Ловушка для Крика — страница 13 из 68

Аделаида неторопливо прочистила горло, поправила на плечах шаль и сказала:

– Шикоба, сынок.

Вик быстро поднялся, однако она велела ему сесть, и он сразу послушался, с тревогой наблюдая за ней.

– Я стала уже совсем старой, мой дорогой, – улыбнулась она, и при этом её влажные тёмные глаза цвета озёрных вод мерцали. – Быть может, не такой старой, какими были мои бабушки и дедушки, когда приходило их время, но определённо дожила до того возраста, когда могу сказать депьюти Стивенсу, что он дурак, а потом притвориться, что у меня деменция.

Мы рассмеялись, но невесело. Только сейчас я по-настоящему увидела Аделаиду Каллиген. В суете прожитого дня – и многих дней до него – сделать этого раньше не довелось. Сегодня она нарядилась в своё лучшее платье и бархатную куртку. На плечах был красивый пёстрый платок. На груди и в ушах поблёскивали крупные серебряные украшения. И я поняла, что это торжество мы сделали не для Вика. Она не шутила, когда говорила тогда, в больнице, про себя.

Она знала, что это её последний праздник.

– Я не была так счастлива, как сегодня, уже много лет, да и ты тоже. Не отнекивайся, я знаю. У тебя выдалось так мало солнечных дней, Пёрышко, – её голос задрожал. Она кашлянула и, коснувшись кончика носа тыльной стороной ладони, очень постаралась взять себя в руки и унять дрожь. – Ты всякое повидал. Тебя помотало по свету. Ты взлетал и падал много, много раз. Но никогда не сдавался. И вот теперь – что я вижу?

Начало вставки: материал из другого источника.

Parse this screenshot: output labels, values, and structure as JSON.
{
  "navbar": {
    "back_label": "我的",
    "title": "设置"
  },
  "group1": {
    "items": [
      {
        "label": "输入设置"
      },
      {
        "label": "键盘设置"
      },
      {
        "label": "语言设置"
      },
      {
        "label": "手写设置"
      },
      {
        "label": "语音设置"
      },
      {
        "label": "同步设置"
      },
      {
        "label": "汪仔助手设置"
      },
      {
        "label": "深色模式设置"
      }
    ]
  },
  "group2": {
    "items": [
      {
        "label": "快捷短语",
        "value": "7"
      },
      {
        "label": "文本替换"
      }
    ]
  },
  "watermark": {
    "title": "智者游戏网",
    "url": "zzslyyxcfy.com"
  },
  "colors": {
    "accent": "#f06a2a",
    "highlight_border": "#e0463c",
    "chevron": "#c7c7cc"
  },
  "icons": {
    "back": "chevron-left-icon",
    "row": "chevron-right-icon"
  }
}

Она мягко улыбнулась, положив одну ладонь на мою макушку, а другую – на макушку Дафны.

– У тебя появились добрые друзья и любимая девушка. Не делай такие страшные глаза, тут собрались не слепые люди!

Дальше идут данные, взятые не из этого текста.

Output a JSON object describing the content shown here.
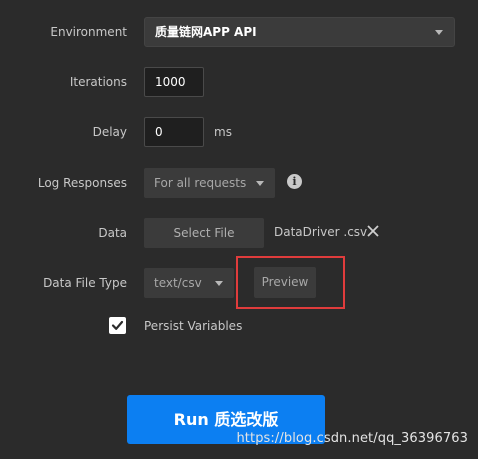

Мы рассмеялись, и Аделаида продолжила:

– У тебя есть возможность что-то изменить, прежде всего – в себе, чтобы жить иначе. Не так, как жили те люди, которых рядом с нами больше нет. Я не знаю, как сложится твоя жизнь дальше, сынок. Потому что не увижу этого.

Улыбки пропали с наших лиц. Джонни поставил локоть на стол, спрятал рот под ладонью, буравя взглядом стол. Бен задумчиво опустил взгляд. Дафна молча потёрла щёку.

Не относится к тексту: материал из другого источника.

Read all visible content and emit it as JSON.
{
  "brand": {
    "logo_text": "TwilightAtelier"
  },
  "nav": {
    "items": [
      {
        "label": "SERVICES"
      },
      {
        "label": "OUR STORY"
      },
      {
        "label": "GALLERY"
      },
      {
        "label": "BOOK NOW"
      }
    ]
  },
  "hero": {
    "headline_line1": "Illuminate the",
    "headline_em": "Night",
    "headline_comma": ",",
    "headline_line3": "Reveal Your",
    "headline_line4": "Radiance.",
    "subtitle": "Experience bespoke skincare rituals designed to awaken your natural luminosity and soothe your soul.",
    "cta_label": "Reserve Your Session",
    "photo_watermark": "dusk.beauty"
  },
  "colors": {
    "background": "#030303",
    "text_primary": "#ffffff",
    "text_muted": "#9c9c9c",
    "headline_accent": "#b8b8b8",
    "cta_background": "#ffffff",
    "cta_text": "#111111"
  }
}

Вик внимательно смотрел в лицо бабушки. У него немного дрожали губы, но больше он ничем не выдал своих чувств.

– Поверь, я буду счастлива, когда покину этот мир. Потому что тебе было дано нечто очень важное, что нельзя упустить, иначе упустишь самого себя.

Вик медленно моргнул, и из-под ресниц по щеке прокатилась слеза. Во влажных глазах было тускло и темно; он сглотнул комок в горле, незаметно стараясь пережить своё горе, смешавшееся со счастьем.

– За полосой тьмы всегда следует рассвет, а мир не приносит только боль и разочарование. Я рада, что ты нашёл таких людей, как они, и хочу, чтобы всегда держался за тех, кто тебе дорог. Не подводи их, Шикоба. И они не подведут в ответ.

* * *

Ночью ребята остались на пляже, а мы с Виком отвели Аделаиду домой. Идти здесь было не очень далеко. Вик предложил взять такси, но она захотела прогуляться: сказала, что давно не ходила этой дорогой, только одна её уже не осилит. Мы держали её под руки, я справа, Вик – слева, и вот так, медленно и тихо, дошли до домика за ивой. Напоследок Аделаида сунула Вику в руку маленький свёрток в обёртке и шепнула что-то на чужом мне языке. Он молча поклонился, поцеловал её в обе щеки, заботливо обняв за плечи. Запахнул на её груди платок – и, придержав вот так, с болезненным трудом отпустил. Мы смотрели ей вслед, пока дверь в дом не закрылась.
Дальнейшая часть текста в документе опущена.